Obama boasts that he has ended conflicts where the American public has grown weary. But, in fact, our fellow citizens respond to presidential leadership in international affairs.
Public opinion polls are not blocks of granite. When presidents fail to explain foreign threats and the necessary responses to them, the public can be excused for believing that these dangers have diminished, especially when the opposition party fears taking the subject on or confronts a rising isolationism within its own ranks.
The real problem with both Obama's defense cuts and his abysmal leadership is his systematic weakening of America's deterrence capabilities. We protect U.S. interests best by dissuading potential adversaries from even thinking about mounting challenges.
When they see retreat or incompetence, however, they calculate lower risks and greater opportunities, thus increasing threatening behavior. Weakening American capabilities therefore does not enhance the prospects for peace but diminishes them.
The consequences of Obama's personal indecisiveness and his ideological view that American strength increases international tension and conflict are grave. Both U.S. allies and adversaries perceive a weaker, less-attentive U.S. across the world's geographic regions.
And make no mistake, even small and medium-sized countries focused on their own regions carefully monitor America's performance globally. They believe, rightly, that Washington's policy in one area reveals much about our government's thinking worldwide.

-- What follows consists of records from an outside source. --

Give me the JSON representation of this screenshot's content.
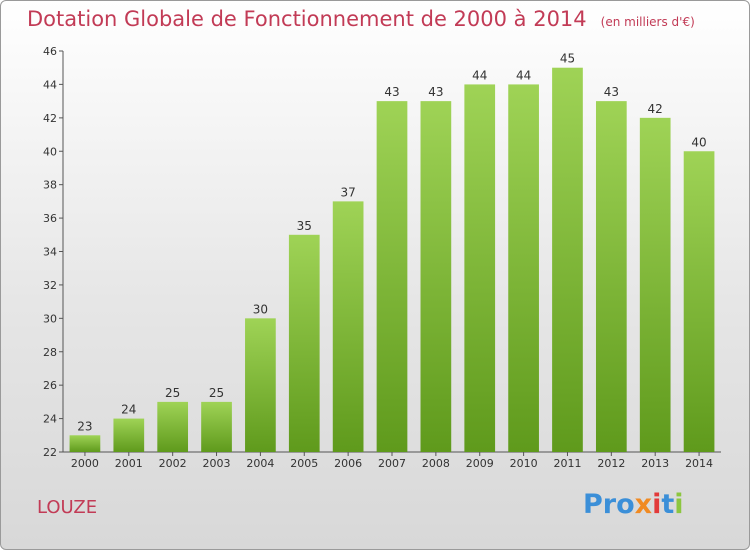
{
  "chart_data": {
    "type": "bar",
    "title": "Dotation Globale de Fonctionnement de 2000 à 2014",
    "subtitle": "(en milliers d'€)",
    "categories": [
      "2000",
      "2001",
      "2002",
      "2003",
      "2004",
      "2005",
      "2006",
      "2007",
      "2008",
      "2009",
      "2010",
      "2011",
      "2012",
      "2013",
      "2014"
    ],
    "values": [
      23,
      24,
      25,
      25,
      30,
      35,
      37,
      43,
      43,
      44,
      44,
      45,
      43,
      42,
      40
    ],
    "ylim": [
      22,
      46
    ],
    "yticks": [
      22,
      24,
      26,
      28,
      30,
      32,
      34,
      36,
      38,
      40,
      42,
      44,
      46
    ],
    "grid": false,
    "data_labels": true,
    "bar_color": "#7ab831",
    "bar_color_light": "#9fd356",
    "bar_color_dark": "#5f9a1c"
  },
  "commune": "LOUZE",
  "logo": {
    "p1": "Pro",
    "p2": "x",
    "p3": "i",
    "p4": "t",
    "p5": "i"
  },
  "colors": {
    "title": "#c23b56",
    "axis": "#555555"
  }
}
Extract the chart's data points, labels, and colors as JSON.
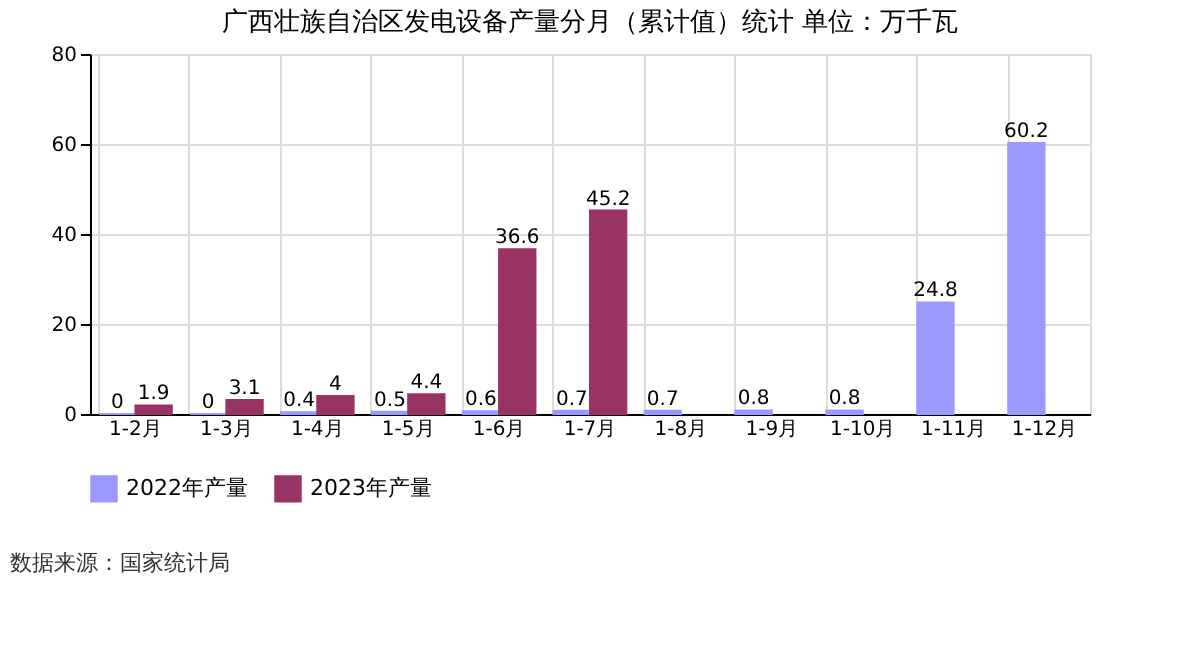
{
  "chart_data": {
    "type": "bar",
    "title": "广西壮族自治区发电设备产量分月（累计值）统计 单位：万千瓦",
    "categories": [
      "1-2月",
      "1-3月",
      "1-4月",
      "1-5月",
      "1-6月",
      "1-7月",
      "1-8月",
      "1-9月",
      "1-10月",
      "1-11月",
      "1-12月"
    ],
    "series": [
      {
        "name": "2022年产量",
        "color": "#9999ff",
        "values": [
          0,
          0,
          0.4,
          0.5,
          0.6,
          0.7,
          0.7,
          0.8,
          0.8,
          24.8,
          60.2
        ]
      },
      {
        "name": "2023年产量",
        "color": "#993366",
        "values": [
          1.9,
          3.1,
          4,
          4.4,
          36.6,
          45.2,
          null,
          null,
          null,
          null,
          null
        ]
      }
    ],
    "ylim": [
      0,
      80
    ],
    "yticks": [
      0,
      20,
      40,
      60,
      80
    ],
    "grid": true,
    "legend": "bottom",
    "data_labels": true,
    "annotations": [
      "数据来源：国家统计局"
    ]
  }
}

The results of applying Obama's worldview for six years are only too apparent. The Middle East and North Africa are descending into anarchy, with Iran's nuclear and ballistic-missile programs proceeding unchecked. Obama wants to restore full diplomatic relations with Cuba and has hinted at doing the same for Iran.
Long-standing international boundaries are disappearing as terrorist groups such as the Islamic State are literally creating new states out of existing ones, and countries like Libya and Yemen are dissolving day by day.

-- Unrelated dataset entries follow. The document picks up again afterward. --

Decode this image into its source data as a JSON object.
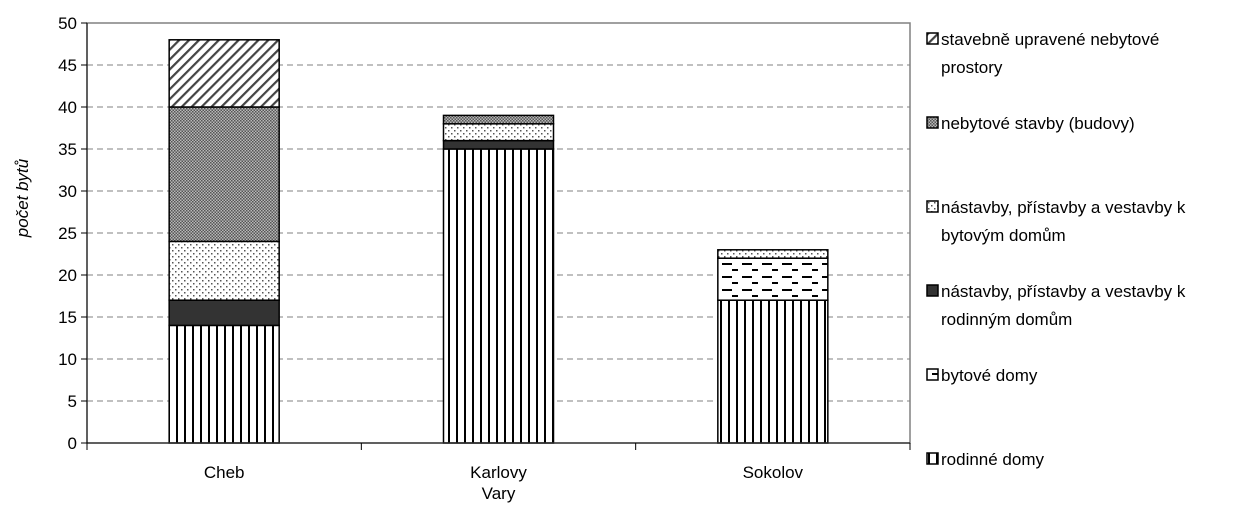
{
  "chart_data": {
    "type": "bar",
    "stacked": true,
    "title": "",
    "xlabel": "",
    "ylabel": "počet bytů",
    "ylim": [
      0,
      50
    ],
    "yticks": [
      0,
      5,
      10,
      15,
      20,
      25,
      30,
      35,
      40,
      45,
      50
    ],
    "grid": "horizontal dashed",
    "legend_position": "right",
    "categories": [
      [
        "Cheb"
      ],
      [
        "Karlovy",
        "Vary"
      ],
      [
        "Sokolov"
      ]
    ],
    "series": [
      {
        "name": "rodinné domy",
        "values": [
          14,
          35,
          17
        ],
        "pattern": "vertical-lines",
        "legend_lines": [
          "rodinné domy"
        ]
      },
      {
        "name": "bytové domy",
        "values": [
          0,
          0,
          5
        ],
        "pattern": "horizontal-dashes",
        "legend_lines": [
          "bytové domy"
        ]
      },
      {
        "name": "nástavby, přístavby a vestavby k rodinným domům",
        "values": [
          3,
          1,
          0
        ],
        "pattern": "solid-dark",
        "legend_lines": [
          "nástavby, přístavby a vestavby k",
          "rodinným domům"
        ]
      },
      {
        "name": "nástavby, přístavby a vestavby k bytovým domům",
        "values": [
          7,
          2,
          1
        ],
        "pattern": "dots",
        "legend_lines": [
          "nástavby, přístavby a vestavby k",
          "bytovým domům"
        ]
      },
      {
        "name": "nebytové stavby (budovy)",
        "values": [
          16,
          1,
          0
        ],
        "pattern": "dense-checker",
        "legend_lines": [
          "nebytové stavby (budovy)"
        ]
      },
      {
        "name": "stavebně upravené nebytové prostory",
        "values": [
          8,
          0,
          0
        ],
        "pattern": "diagonal-lines",
        "legend_lines": [
          "stavebně upravené nebytové",
          "prostory"
        ]
      }
    ]
  }
}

Israel and our Arab friends (such as Jordan and oil-producing Arabian Peninsula nations) believe Obama has all but abandoned stopping Iran or the growing terrorist threats.
The list is nearly endless:
Russian military adventurism in Ukraine, China's belligerent territorial claims in the South and East China Seas and bending the knee to leftist caudillos in Latin America like the Castro brothers.

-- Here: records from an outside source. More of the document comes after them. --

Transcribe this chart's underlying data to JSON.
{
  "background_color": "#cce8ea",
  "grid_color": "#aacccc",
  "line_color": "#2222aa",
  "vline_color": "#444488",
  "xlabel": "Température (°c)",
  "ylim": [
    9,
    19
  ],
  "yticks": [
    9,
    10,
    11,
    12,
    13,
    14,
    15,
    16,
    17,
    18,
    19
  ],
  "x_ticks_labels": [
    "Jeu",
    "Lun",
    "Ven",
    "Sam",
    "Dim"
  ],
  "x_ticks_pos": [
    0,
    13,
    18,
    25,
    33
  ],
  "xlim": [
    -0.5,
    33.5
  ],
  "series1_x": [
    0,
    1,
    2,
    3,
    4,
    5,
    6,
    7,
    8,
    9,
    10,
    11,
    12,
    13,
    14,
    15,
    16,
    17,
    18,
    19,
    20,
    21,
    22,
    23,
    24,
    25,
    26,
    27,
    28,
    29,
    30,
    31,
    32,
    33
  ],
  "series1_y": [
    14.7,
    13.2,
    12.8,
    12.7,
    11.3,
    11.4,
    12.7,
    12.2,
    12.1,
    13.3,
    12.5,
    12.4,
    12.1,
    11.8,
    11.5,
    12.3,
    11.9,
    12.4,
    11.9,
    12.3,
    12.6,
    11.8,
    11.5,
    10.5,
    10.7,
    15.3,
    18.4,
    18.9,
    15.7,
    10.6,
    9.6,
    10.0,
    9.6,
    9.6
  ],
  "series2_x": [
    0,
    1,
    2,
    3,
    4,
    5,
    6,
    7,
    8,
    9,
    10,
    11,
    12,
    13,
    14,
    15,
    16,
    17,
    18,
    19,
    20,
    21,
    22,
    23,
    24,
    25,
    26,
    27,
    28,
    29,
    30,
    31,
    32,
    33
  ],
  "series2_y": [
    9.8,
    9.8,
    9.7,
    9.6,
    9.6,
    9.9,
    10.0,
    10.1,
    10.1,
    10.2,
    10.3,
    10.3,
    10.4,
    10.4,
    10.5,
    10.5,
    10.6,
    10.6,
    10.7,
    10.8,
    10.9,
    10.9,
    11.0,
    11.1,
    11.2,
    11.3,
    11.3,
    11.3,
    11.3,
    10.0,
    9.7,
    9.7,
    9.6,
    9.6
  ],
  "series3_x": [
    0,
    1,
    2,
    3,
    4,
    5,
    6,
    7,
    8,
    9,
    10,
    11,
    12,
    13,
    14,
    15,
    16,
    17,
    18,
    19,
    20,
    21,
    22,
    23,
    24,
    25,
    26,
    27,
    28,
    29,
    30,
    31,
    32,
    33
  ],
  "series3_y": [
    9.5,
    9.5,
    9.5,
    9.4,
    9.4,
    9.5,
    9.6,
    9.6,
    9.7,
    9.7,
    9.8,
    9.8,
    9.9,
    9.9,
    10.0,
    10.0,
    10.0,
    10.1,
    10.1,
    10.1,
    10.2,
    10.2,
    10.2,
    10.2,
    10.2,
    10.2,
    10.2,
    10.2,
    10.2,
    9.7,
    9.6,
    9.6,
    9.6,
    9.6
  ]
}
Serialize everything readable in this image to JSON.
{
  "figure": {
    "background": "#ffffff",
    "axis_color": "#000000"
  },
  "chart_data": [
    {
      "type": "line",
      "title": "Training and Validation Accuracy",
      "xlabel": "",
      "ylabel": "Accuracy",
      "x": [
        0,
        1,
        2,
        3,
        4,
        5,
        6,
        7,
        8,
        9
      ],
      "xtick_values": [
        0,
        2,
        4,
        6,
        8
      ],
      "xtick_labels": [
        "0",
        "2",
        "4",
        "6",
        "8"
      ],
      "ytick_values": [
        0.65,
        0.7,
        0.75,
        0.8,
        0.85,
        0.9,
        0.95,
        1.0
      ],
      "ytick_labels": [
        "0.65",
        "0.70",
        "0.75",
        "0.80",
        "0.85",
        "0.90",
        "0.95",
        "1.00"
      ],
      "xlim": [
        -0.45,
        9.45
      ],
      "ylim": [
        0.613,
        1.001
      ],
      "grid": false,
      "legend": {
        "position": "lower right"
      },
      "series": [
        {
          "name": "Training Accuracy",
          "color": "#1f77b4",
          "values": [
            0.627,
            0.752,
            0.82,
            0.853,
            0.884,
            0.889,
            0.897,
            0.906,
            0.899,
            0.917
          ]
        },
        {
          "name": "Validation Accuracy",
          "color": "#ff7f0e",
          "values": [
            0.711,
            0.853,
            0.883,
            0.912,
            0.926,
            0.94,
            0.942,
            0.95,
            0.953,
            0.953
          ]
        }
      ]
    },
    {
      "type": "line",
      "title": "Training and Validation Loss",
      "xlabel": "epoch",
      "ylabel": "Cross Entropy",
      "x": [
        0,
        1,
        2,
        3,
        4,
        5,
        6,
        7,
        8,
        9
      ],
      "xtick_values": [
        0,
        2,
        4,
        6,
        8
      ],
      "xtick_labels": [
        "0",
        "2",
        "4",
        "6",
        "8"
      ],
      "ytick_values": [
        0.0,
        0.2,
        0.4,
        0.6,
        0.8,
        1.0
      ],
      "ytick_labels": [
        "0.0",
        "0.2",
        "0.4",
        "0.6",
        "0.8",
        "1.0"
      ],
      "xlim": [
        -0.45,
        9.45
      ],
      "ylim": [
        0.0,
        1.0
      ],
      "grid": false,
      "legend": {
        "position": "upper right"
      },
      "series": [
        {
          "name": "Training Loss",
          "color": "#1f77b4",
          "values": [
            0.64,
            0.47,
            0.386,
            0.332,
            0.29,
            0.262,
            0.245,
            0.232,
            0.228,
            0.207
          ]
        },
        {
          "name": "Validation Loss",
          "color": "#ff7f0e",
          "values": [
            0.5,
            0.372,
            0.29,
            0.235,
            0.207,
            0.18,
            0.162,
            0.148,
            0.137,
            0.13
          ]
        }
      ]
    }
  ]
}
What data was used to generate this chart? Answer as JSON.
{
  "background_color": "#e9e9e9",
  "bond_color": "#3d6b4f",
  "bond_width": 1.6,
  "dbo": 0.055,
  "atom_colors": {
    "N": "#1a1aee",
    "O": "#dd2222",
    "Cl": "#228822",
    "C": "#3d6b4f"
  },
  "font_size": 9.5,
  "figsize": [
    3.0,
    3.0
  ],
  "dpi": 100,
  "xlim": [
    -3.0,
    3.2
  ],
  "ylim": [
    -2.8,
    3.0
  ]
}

To be sure, the global collapse in oil prices has harmed Iran, Russia, Venezuela and others — outcomes we can all appreciate, but ones hardly due to Obama, any more than lower gasoline prices' stimulus to America's economy had anything to do with his domestic economic policies.
The systematic weakening of U.S. global influence is thus more than a year-end feature story. It requires a sustained national debate on what our proper place in the world should be.
Do we believe American strength is necessary to sustain our way of life, or are we part of the problem? We did not adequately debate this existential question during the 2008 and 2012 presidential campaigns, and we have paid a devastating price.
If we fail to do so in the already-launched 2016 campaign, we have only ourselves to blame.
Bolton, former U.S. ambassador to the United Nations, is a senior fellow at the American Enterprise Institute.